Pd trentino, le primarie pagliacciata

Una cosa gli elettori del Pd trentino hanno ormai capito con chiarezza: non contano assolutamente nulla. Almeno per la dirigenza del loro partito

di Pierangelo Giovanetti

Una cosa gli elettori del Pd trentino hanno ormai capito con chiarezza: non contano assolutamente nulla. Almeno per la dirigenza del loro partito.
Il «patto dei perdenti» stilato ieri sera in assemblea dai due sconfitti alle primarie per la segreteria, per far fuori chi è arrivata prima al voto popolare, la dice lunga su quanto valgono le primarie per il Partito democratico trentino. Nulla. Niente di niente. Semplicemente una pagliacciata per gettar fumo negli occhi agli elettori. Tanto le decisioni le prendono gli apparati, i grandi vecchi che orchestrano i giochi, i pupari che - invece di occuparsi della vergogna dei vitalizi (anzi, magari di restituire il maltolto incassato) - si preoccupano soltanto di silenziare il dibattito, come hanno fatto durante la campagna per le primarie, chiedendo ai candidati di non toccare l'argomento.
Dopo l'accordo di ieri sera, al di là del giudizio sulle persone, è ufficiale. Le primarie del Pd sono solo una presa in giro. In realtà la dirigenza non ci crede, le sopporta a fatica, le aggira furbescamente non appena può (le fa a San Silvestro, o stabilisce che per votare bisogna avere cromosomi di sinistra da almeno due generazioni).
Insomma, gli elettori sono un qualcosa di fastidioso, di cui purtroppo non si può fare a meno, ma è meglio neutralizzare in tutti i modi possibili. Magari anche negando l'aritmetica: e cioè che il primo che arriva è il vincitore.
Può darsi che a Roma soffi un vento nuovo nella politica e nel partito democratico, ma certamente a Trento non è mai arrivato.
Di rinnovamento, in un accordo che sa tanto di vecchio e ammuffito doroteismo, non c'è proprio nulla.
Semmai è il prologo dell'ennesima gestione consociativa del partito.

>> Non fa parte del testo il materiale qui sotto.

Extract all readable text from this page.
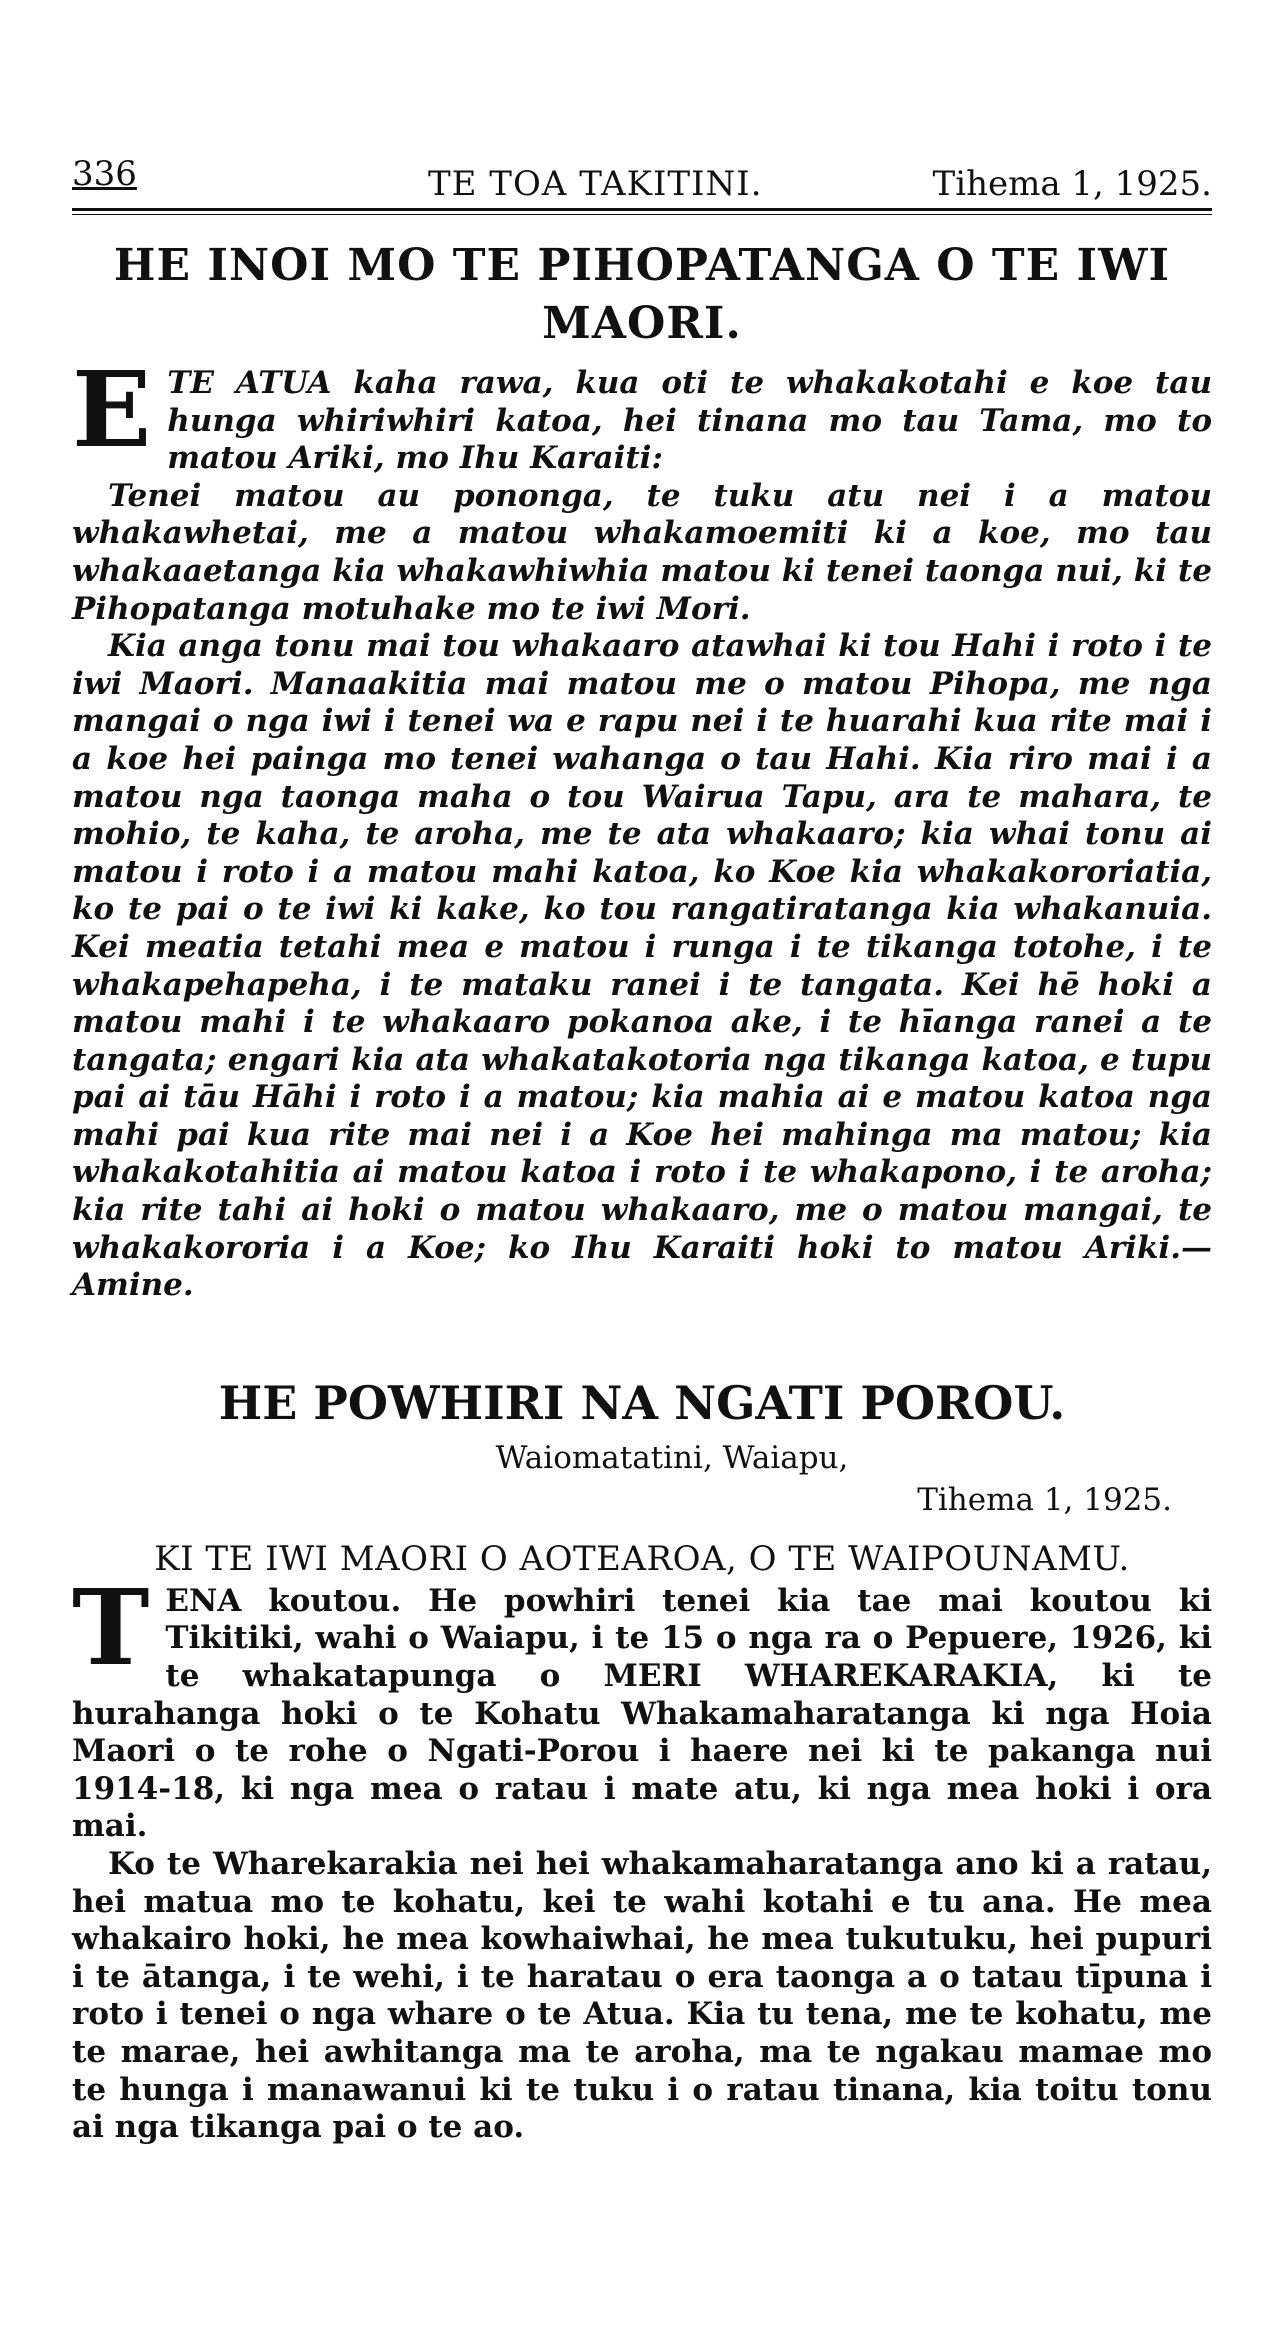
336	TE TOA TAKITINI.	Tihema 1, 1925.
HE INOI MO TE PIHOPATANGA O TE IWI MAORI.

ETE ATUA kaha rawa, kua oti te whakakotahi e koe tau hunga whiriwhiri katoa, hei tinana mo tau Tama, mo to matou Ariki, mo Ihu Karaiti:

Tenei matou au pononga, te tuku atu nei i a matou whakawhetai, me a matou whakamoemiti ki a koe, mo tau whakaaetanga kia whakawhiwhia matou ki tenei taonga nui, ki te Pihopatanga motuhake mo te iwi Mori.

Kia anga tonu mai tou whakaaro atawhai ki tou Hahi i roto i te iwi Maori. Manaakitia mai matou me o matou Pihopa, me nga mangai o nga iwi i tenei wa e rapu nei i te huarahi kua rite mai i a koe hei painga mo tenei wahanga o tau Hahi. Kia riro mai i a matou nga taonga maha o tou Wairua Tapu, ara te mahara, te mohio, te kaha, te aroha, me te ata whakaaro; kia whai tonu ai matou i roto i a matou mahi katoa, ko Koe kia whakakororiatia, ko te pai o te iwi ki kake, ko tou rangatiratanga kia whakanuia. Kei meatia tetahi mea e matou i runga i te tikanga totohe, i te whakapehapeha, i te mataku ranei i te tangata. Kei hē hoki a matou mahi i te whakaaro pokanoa ake, i te hīanga ranei a te tangata; engari kia ata whakatakotoria nga tikanga katoa, e tupu pai ai tāu Hāhi i roto i a matou; kia mahia ai e matou katoa nga mahi pai kua rite mai nei i a Koe hei mahinga ma matou; kia whakakotahitia ai matou katoa i roto i te whakapono, i te aroha; kia rite tahi ai hoki o matou whakaaro, me o matou mangai, te whakakororia i a Koe; ko Ihu Karaiti hoki to matou Ariki.—Amine.

HE POWHIRI NA NGATI POROU.
Waiomatatini, Waiapu,
Tihema 1, 1925.
KI TE IWI MAORI O AOTEAROA, O TE WAIPOUNAMU.

TENA koutou. He powhiri tenei kia tae mai koutou ki Tikitiki, wahi o Waiapu, i te 15 o nga ra o Pepuere, 1926, ki te whakatapunga o MERI WHAREKARAKIA, ki te hurahanga hoki o te Kohatu Whakamaharatanga ki nga Hoia Maori o te rohe o Ngati-Porou i haere nei ki te pakanga nui 1914-18, ki nga mea o ratau i mate atu, ki nga mea hoki i ora mai.

Ko te Wharekarakia nei hei whakamaharatanga ano ki a ratau, hei matua mo te kohatu, kei te wahi kotahi e tu ana. He mea whakairo hoki, he mea kowhaiwhai, he mea tukutuku, hei pupuri i te ātanga, i te wehi, i te haratau o era taonga a o tatau tīpuna i roto i tenei o nga whare o te Atua. Kia tu tena, me te kohatu, me te marae, hei awhitanga ma te aroha, ma te ngakau mamae mo te hunga i manawanui ki te tuku i o ratau tinana, kia toitu tonu ai nga tikanga pai o te ao.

 La stessa che negli anni passati ha dimostrato tutto il fallimento di una conduzione-melassa, senza mai prendere decisioni e indicare rotte chiare e comprensibili anche agli elettori, ma dicendo tutto e il contrario di tutto, facendo il partito di lotta e di governo, senza una linea e una bussola precisa che possa servire anche per coloro che sono in giunta provinciale.
Come si concilieranno le posizioni di Scalfi per l'abolizione delle Comunità di valle, e quelle invece di Pinter-Robol per il loro mantenimento?
Come si sposeranno le idee movimentiste di Civati con la nomenklatura del partito che ha sigillato l'intesa? Come si armonizzereranno le opinioni così diverse, per come sono apparse in campagna elettorale, fra Vanni Scalfi e Giulia Robol, sulla coalizione, i costi della politica, il rapporto con gli alleati, il partito territoriale?
Probabilmente assisteremo all'ennesimo compromesso al ribasso, senza ottenere una posizione chiara. O forse, l'unica posizione chiara sarà quella dell'immobilismo, cioè del non cambiare nulla, sperando che a Roma Matteo Renzi fallisca, e quindi tutto torni come prima.
Il messaggio che esce ancora una volta dal Pd è che gli apparati contano più del voto popolare, inteso solo come un ostacolo. Proprio il messaggio giusto di fronte ad una delle peggiori crisi di legittimità dei partiti in Trentino dopo la vergognosa porcata dei rimborsi milionari. Chapeau.